Never watched it in its original run. Thanks to this thread I watched the first 3 episodes yesterday and the day before. I’m hooked.

For some reason I never watched it during the original run, despite having heard good things about it. I’ll had it to the list of shows to start watching.

You may have encountered Richard Belzer’s character, Det. John Munch, already:

Munch has become the only fictional character, played by a single actor, to physically appear on 10 different television series. These shows were on five different networks: NBC (Homicide: Life on the Street , Law & Order , Law & Order: Special Victims Unit , Law & Order: Trial by Jury , and 30 Rock ), Fox (The X-Files and Arrested Development ), UPN (The Beat ), HBO (The Wire ) and ABC (Jimmy Kimmel Live! ). Munch has been one of the few television characters to cross genres, appearing not only in crime drama series, but sitcom (Arrested Development ), adult animated sitcom (American Dad ), late night comedy (Jimmy Kimmel Live! ) and horror and science fiction (The X-Files ).

RIP Adena Watson

I wonder if my recollection of the series is correct. It seemed to me that when the show started they turned the usual cop show format on its ear. Some cases got solved in 5 minutes because the suspect was dumb. Some took several episodes and some never got solved. It felt like as the show was fighting for its ratings life it became a more standard crime of the week solved in 40 minutes show.

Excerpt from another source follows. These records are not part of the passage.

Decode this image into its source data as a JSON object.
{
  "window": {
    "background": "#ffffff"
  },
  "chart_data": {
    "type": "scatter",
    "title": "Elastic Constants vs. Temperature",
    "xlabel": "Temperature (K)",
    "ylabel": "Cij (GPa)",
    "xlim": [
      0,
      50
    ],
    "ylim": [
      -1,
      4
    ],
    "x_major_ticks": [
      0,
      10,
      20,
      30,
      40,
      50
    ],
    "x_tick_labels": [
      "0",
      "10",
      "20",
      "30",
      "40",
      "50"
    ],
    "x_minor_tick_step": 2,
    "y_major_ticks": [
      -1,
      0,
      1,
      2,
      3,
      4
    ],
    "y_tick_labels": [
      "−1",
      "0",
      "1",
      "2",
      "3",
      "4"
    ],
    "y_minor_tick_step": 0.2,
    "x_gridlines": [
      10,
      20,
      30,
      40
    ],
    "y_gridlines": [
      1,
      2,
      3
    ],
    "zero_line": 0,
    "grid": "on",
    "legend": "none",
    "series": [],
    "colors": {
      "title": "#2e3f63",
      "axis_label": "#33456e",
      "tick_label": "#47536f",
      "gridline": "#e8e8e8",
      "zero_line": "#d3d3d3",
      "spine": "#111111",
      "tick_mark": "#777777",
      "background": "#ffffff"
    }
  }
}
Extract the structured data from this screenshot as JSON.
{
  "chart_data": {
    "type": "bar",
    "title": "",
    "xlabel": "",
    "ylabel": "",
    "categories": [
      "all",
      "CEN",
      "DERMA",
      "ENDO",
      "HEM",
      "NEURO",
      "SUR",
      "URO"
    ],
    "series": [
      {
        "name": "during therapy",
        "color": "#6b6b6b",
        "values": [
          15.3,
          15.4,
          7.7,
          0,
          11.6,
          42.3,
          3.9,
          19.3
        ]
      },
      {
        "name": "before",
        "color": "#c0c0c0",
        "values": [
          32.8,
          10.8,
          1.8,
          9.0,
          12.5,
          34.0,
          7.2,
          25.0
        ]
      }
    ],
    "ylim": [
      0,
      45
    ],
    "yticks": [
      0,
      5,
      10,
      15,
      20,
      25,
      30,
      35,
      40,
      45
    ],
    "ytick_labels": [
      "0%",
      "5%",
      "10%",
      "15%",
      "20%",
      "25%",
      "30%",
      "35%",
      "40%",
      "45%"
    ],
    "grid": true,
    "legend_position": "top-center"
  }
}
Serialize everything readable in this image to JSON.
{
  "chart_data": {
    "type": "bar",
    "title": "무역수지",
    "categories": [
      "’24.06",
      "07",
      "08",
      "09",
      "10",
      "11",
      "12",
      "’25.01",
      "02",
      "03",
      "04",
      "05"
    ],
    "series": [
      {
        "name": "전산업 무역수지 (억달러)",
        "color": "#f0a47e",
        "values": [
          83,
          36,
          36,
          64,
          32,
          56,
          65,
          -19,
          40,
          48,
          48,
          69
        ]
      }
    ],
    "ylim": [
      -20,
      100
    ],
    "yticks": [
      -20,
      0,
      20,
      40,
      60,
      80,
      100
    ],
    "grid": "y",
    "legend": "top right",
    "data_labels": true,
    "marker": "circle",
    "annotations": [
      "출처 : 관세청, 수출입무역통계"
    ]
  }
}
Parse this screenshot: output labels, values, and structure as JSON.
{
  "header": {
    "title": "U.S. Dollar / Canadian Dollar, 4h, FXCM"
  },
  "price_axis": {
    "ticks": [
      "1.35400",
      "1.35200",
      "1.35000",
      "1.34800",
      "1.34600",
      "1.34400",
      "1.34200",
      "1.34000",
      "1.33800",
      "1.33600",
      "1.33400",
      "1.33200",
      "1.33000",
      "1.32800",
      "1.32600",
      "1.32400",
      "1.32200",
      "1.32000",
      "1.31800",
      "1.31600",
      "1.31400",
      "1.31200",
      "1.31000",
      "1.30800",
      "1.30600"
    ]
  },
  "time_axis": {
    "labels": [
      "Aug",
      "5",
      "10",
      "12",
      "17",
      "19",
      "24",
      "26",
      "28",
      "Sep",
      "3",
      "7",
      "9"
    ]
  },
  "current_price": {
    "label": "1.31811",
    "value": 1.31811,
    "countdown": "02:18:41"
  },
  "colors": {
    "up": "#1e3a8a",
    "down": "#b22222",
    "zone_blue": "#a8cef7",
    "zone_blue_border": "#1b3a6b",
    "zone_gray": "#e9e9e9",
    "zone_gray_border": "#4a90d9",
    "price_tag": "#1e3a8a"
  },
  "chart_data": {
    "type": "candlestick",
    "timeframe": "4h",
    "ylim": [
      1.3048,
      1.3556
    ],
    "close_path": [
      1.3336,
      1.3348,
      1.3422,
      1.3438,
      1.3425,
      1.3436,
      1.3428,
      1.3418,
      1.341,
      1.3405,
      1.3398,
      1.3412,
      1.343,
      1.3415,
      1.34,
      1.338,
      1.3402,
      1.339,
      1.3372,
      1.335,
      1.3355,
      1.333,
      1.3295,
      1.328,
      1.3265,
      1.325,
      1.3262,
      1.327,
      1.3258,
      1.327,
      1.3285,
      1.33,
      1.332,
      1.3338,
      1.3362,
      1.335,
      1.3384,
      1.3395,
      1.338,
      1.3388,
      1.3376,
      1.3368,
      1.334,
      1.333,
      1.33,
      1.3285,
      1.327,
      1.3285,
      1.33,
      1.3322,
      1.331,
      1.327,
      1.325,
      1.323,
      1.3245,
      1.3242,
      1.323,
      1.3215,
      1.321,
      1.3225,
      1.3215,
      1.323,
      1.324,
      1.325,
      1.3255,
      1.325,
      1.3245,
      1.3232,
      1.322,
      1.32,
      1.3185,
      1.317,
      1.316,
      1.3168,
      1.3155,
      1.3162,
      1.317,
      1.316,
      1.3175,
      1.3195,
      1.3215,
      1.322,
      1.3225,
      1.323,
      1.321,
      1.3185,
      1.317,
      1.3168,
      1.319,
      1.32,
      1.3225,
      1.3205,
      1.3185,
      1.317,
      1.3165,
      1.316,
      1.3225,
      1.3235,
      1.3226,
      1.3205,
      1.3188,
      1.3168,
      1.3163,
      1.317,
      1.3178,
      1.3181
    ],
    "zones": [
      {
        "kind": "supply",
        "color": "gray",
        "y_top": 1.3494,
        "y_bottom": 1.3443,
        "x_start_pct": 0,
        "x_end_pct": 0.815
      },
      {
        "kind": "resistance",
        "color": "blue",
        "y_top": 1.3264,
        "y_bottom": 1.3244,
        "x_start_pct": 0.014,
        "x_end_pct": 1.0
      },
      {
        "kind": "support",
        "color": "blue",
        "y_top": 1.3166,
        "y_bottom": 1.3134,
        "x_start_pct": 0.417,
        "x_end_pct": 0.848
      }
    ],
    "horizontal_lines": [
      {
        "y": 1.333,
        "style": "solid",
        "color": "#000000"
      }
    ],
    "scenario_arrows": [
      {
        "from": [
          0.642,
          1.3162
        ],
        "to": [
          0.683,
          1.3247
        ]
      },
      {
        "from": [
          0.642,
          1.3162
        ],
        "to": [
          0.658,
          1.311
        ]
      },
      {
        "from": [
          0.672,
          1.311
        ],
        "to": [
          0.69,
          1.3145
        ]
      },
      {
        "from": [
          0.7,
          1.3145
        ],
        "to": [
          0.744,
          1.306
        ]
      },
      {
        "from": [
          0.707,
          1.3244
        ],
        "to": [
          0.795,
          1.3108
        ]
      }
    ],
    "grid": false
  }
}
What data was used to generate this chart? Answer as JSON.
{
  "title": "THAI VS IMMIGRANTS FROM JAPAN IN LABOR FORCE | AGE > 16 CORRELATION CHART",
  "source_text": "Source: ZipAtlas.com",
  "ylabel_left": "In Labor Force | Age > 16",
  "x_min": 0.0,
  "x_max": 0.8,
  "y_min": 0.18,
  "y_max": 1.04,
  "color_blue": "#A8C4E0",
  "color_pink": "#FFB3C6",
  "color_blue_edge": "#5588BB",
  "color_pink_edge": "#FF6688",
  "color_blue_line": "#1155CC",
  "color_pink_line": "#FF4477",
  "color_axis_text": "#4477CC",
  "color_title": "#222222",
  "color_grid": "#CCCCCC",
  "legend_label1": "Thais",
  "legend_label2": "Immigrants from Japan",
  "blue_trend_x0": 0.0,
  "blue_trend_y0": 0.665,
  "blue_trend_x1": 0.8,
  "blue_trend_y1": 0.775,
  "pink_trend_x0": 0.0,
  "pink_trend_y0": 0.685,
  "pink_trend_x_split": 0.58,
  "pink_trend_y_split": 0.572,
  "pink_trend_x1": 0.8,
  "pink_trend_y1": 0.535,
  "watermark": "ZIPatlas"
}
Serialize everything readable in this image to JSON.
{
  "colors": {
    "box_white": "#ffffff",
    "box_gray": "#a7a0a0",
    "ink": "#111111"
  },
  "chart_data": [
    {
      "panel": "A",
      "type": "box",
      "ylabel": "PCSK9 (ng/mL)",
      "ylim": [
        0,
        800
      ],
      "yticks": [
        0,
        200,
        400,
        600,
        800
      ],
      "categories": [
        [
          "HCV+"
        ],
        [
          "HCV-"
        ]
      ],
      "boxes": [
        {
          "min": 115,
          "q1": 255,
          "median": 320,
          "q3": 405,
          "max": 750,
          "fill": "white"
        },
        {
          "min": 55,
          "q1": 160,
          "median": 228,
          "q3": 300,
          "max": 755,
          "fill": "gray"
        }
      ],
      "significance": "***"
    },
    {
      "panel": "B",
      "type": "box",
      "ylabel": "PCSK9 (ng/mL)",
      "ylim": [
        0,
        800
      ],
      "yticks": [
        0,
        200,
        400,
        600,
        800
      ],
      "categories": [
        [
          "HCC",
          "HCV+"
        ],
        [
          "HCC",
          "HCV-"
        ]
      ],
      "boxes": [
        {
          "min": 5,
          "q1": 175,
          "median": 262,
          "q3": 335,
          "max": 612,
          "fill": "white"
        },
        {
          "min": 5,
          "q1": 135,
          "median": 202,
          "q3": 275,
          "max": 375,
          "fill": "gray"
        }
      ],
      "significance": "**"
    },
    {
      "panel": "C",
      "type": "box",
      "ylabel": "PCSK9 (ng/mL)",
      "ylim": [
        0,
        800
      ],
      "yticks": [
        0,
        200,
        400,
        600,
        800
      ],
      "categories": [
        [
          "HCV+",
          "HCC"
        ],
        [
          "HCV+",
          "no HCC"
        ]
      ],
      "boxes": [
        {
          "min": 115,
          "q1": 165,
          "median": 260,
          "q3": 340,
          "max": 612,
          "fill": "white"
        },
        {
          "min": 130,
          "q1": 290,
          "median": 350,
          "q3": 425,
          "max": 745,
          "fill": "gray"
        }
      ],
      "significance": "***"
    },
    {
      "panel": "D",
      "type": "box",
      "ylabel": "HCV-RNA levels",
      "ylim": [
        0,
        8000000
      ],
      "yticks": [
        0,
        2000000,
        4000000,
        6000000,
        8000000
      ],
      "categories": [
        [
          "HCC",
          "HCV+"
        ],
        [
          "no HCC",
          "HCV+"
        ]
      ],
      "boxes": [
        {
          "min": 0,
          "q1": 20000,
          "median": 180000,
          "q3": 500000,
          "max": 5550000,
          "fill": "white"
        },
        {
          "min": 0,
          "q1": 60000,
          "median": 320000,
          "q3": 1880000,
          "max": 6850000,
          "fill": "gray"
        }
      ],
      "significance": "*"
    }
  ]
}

Season 6 Episode 7 remains one of the best episodes of any series ever. The episode is basically Braugher and Vincent D’Onofrio talking but that’s all you need.

Could be true but, I think, even in the later seasons it’s still largely a show about police officers talking to each other. My recollection is that, to try and make it more attractive to the average TV viewer, they added more sex, soap opera, and weirdness. Thus we had such occasions, towards the end of the show, Bayliss turning Buddhist and having sex in a casket with a crazy artist lady. (Granted, all of Bayliss’ weirdness ends up being explained in the final movie, which does absolve it a bit.)

My sense would be that the Executives started to get involved starting around season 5 but didn’t ever have any true impact until season 7.

I’m not sure whether you can skip the final season and go straight to the movie.

EDIT: Now that I look closer at the Wikipedia listing of episodes, I see that Tom Fontana was writing the episodes pretty steadily through season 6, episode 3. He then disappears until season 7, writing the second half of the two-parter that begins at episode 8. I suspect that you could cut out most of the episodes between there, selecting just a few to be able to pick up any major plot-lines, without much loss.

I wasn’t personally as moved by the episode. I suppose that it’s weird for TV but there’s plenty of stage plays that are simple dialogues between two characters. It’s a good format but, personally, I feel like it tends to work better on the stage.

For me, I’d say that the highlight episodes are the ones around Adena Watson and “Black and Blue”. The latter is a sort of single-episode, stand-alone abbreviated version of Homicide, that you could show someone to let them determine whether they’d be interested in the rest.